Northern Canada may be in line for a late start to the boreal fire season this year, though parts of the eastern NWT could see elevated fire potential by June.
That’s the verdict of the North American Seasonal Fire Assessment and Outlook, produced jointly by experts in Canada, the United States and Mexico. It sets out what to expect from wildfire conditions over a three-month window.
The latest edition, covering April through June, points to widespread snow cover across northern Canada, continued cool temperatures and wet conditions in Atlantic Canada, keeping fire potential muted across most of the country through April.

For May, the outlook indicates cool temperatures continuing through the North and northern prairies. That, combined with the snow cover across much of the territory, “suggests a late start to the boreal fire season,” the document states.
The picture shifts in June. Much of the country is forecast to see at least a moderate probability of warmer than normal temperatures, with the strongest signal in BC, Labrador and the areas around Hudson Bay.
The outlook expects higher fire potential in June across BC, areas surrounding James Bay and west of Hudson Bay, “and extending into the eastern Northwest Territories.”
An accompanying map defines the eastern NWT high fire-potential area as east of Yellowknife and Fort Smith and just brushing Łútsël K’é.
The forecast follows a cold March across much of northern Canada. Drought in the NWT remains a concern, however.
The largest contiguous area of dryness in Canada now stretches from central Yukon through most of the NWT and into northern Saskatchewan, Manitoba and Ontario, the outlook states – with the NWT showing “significant pockets of severe drought.”
Experts always caution that no forecast is a guarantee. An outlook pointing to a slow start does not mean wildfires won’t happen, and conditions can shift quickly once the snow is gone.
The continental outlook is a national-level document and doesn’t reflect the NWT’s own assessment of the season ahead.
NWT Fire usually holds a territorial briefing closer to the start of the season. On Thursday, a spokesperson said the agency would wait until that briefing to comment.
El Niño watch
Looming behind this spring’s forecast is a shift in the broader climate picture.
The outlook says the equatorial Pacific has now transitioned from La Niña to neutral conditions, but “a significant amount of warm water lurks below the surface, indicating a likely rapid transition to El Niño.”

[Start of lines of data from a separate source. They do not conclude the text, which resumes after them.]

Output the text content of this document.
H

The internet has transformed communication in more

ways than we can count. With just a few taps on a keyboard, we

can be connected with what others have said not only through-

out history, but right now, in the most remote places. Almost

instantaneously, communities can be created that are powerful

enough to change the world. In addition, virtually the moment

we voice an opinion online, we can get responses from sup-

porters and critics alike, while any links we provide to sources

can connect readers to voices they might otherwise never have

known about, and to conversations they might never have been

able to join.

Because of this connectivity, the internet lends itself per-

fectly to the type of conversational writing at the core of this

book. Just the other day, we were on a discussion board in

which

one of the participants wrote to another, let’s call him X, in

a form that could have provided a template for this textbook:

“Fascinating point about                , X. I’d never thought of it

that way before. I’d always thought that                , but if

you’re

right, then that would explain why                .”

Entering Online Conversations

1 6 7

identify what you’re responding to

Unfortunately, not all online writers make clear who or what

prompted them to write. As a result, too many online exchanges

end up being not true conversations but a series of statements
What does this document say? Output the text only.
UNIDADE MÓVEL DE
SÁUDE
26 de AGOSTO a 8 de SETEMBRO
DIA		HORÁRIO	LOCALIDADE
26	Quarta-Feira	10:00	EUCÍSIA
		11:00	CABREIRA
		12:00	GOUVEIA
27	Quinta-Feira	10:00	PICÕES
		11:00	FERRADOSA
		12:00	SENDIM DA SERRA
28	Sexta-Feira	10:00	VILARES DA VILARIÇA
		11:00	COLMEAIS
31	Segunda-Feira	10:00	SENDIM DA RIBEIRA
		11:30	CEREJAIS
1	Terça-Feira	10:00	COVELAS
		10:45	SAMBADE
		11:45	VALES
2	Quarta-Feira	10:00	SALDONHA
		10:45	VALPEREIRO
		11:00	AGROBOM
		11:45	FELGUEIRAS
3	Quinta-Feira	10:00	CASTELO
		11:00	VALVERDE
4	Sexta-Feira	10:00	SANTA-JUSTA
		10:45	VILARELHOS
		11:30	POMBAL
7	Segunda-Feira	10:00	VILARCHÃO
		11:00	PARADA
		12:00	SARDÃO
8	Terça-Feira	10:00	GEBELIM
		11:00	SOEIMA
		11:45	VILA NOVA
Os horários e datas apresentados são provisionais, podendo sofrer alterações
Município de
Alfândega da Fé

The US Climate Prediction Center now puts the chance of El Niño developing by late spring at 60 percent, rising to 90 percent by summer.
Some forecasters have gone further, suggesting the next El Niño could be a strong one. The CBC reported last month that early projections raise the possibility of a “super” El Niño taking hold later in 2026 – an event that could push global temperatures to record highs and shape weather patterns into 2027.
El Niño’s effects on the NWT are usually most pronounced in winter, when it tends to bring milder conditions across western and northern Canada. Its summer signal in the territory is weaker and less consistent.
How strong the next El Niño will be is, the outlook notes, still difficult to forecast confidently this far out.
What an emerging El Niño might mean for the NWT later in the summer or into next winter is a question for forecasts still to come.